When it comes to negligent supervision, there are very particular laws governing how victims of this type of misconduct are to be protected and compensated for injuries under insurance.
As long as negligence has been proven and there is a direct link between one party’s negligence and the victim’s injuries, the victim is entitled to insurance benefits under the negligent party’s liability insurance.
To establish liability for negligent supervision, it must be determined exactly who was negligent. For example, an employer has a duty to conduct a background investigation on persons considered for a job in which they will be supervising, monitoring, or are otherwise put in charge of employees. If the employer neglects this investigation or conducts it in a less than diligent and reasonable manner, they may be on the hook for negligent hiring when and if an employee (or the supervisor) commits a wrongful intentional act such as sexual abuse.

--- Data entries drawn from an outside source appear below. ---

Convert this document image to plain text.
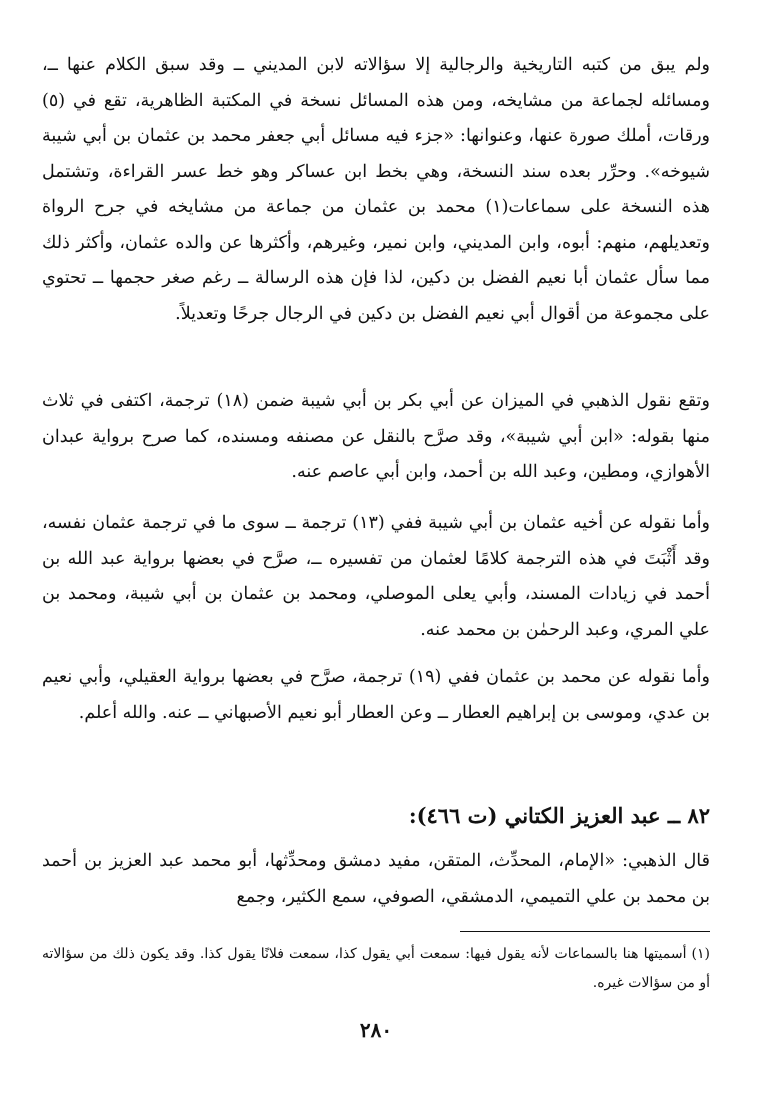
ولم يبق من كتبه التاريخية والرجالية إلا سؤالاته لابن المديني ــ وقد سبق الكلام عنها ــ، ومسائله لجماعة من مشايخه، ومن هذه المسائل نسخة في المكتبة الظاهرية، تقع في (٥) ورقات، أملك صورة عنها، وعنوانها: «جزء فيه مسائل أبي جعفر محمد بن عثمان بن أبي شيبة شيوخه». وحرِّر بعده سند النسخة، وهي بخط ابن عساكر وهو خط عسر القراءة، وتشتمل هذه النسخة على سماعات(١) محمد بن عثمان من جماعة من مشايخه في جرح الرواة وتعديلهم، منهم: أبوه، وابن المديني، وابن نمير، وغيرهم، وأكثرها عن والده عثمان، وأكثر ذلك مما سأل عثمان أبا نعيم الفضل بن دكين، لذا فإن هذه الرسالة ــ رغم صغر حجمها ــ تحتوي على مجموعة من أقوال أبي نعيم الفضل بن دكين في الرجال جرحًا وتعديلاً.

وتقع نقول الذهبي في الميزان عن أبي بكر بن أبي شيبة ضمن (١٨) ترجمة، اكتفى في ثلاث منها بقوله: «ابن أبي شيبة»، وقد صرَّح بالنقل عن مصنفه ومسنده، كما صرح برواية عبدان الأهوازي، ومطين، وعبد الله بن أحمد، وابن أبي عاصم عنه.

وأما نقوله عن أخيه عثمان بن أبي شيبة ففي (١٣) ترجمة ــ سوى ما في ترجمة عثمان نفسه، وقد أَثْبَتَ في هذه الترجمة كلامًا لعثمان من تفسيره ــ، صرَّح في بعضها برواية عبد الله بن أحمد في زيادات المسند، وأبي يعلى الموصلي، ومحمد بن عثمان بن أبي شيبة، ومحمد بن علي المري، وعبد الرحمٰن بن محمد عنه.

وأما نقوله عن محمد بن عثمان ففي (١٩) ترجمة، صرَّح في بعضها برواية العقيلي، وأبي نعيم بن عدي، وموسى بن إبراهيم العطار ــ وعن العطار أبو نعيم الأصبهاني ــ عنه. والله أعلم.

٨٢ ــ عبد العزيز الكتاني (ت ٤٦٦):

قال الذهبي: «الإمام، المحدِّث، المتقن، مفيد دمشق ومحدِّثها، أبو محمد عبد العزيز بن أحمد بن محمد بن علي التميمي، الدمشقي، الصوفي، سمع الكثير، وجمع

(١) أسميتها هنا بالسماعات لأنه يقول فيها: سمعت أبي يقول كذا، سمعت فلانًا يقول كذا. وقد يكون ذلك من سؤالاته أو من سؤالات غيره.

٢٨٠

Liability becomes even more apparent when the person charged with the employee’s care had either constructive or express knowledge of the wrongdoer’s propensity to engage in some intentional misconduct.
Typically, homeowner’s insurance policies will NOT protect a victim of negligent supervision. This is because a homeowner’s policy often includes a provision that denies coverage for bodily injury intentionally caused by an individual.
Since Florida courts have reasoned that a person who sexually molests a child can not intend to do anything other than harm and long-term emotional anguish to their victim, acts of sexual molestation are considered intentional acts as that term is used in insurance policies. Accordingly, Florida courts have consistently denied insurance coverage for intentional sexual acts on children.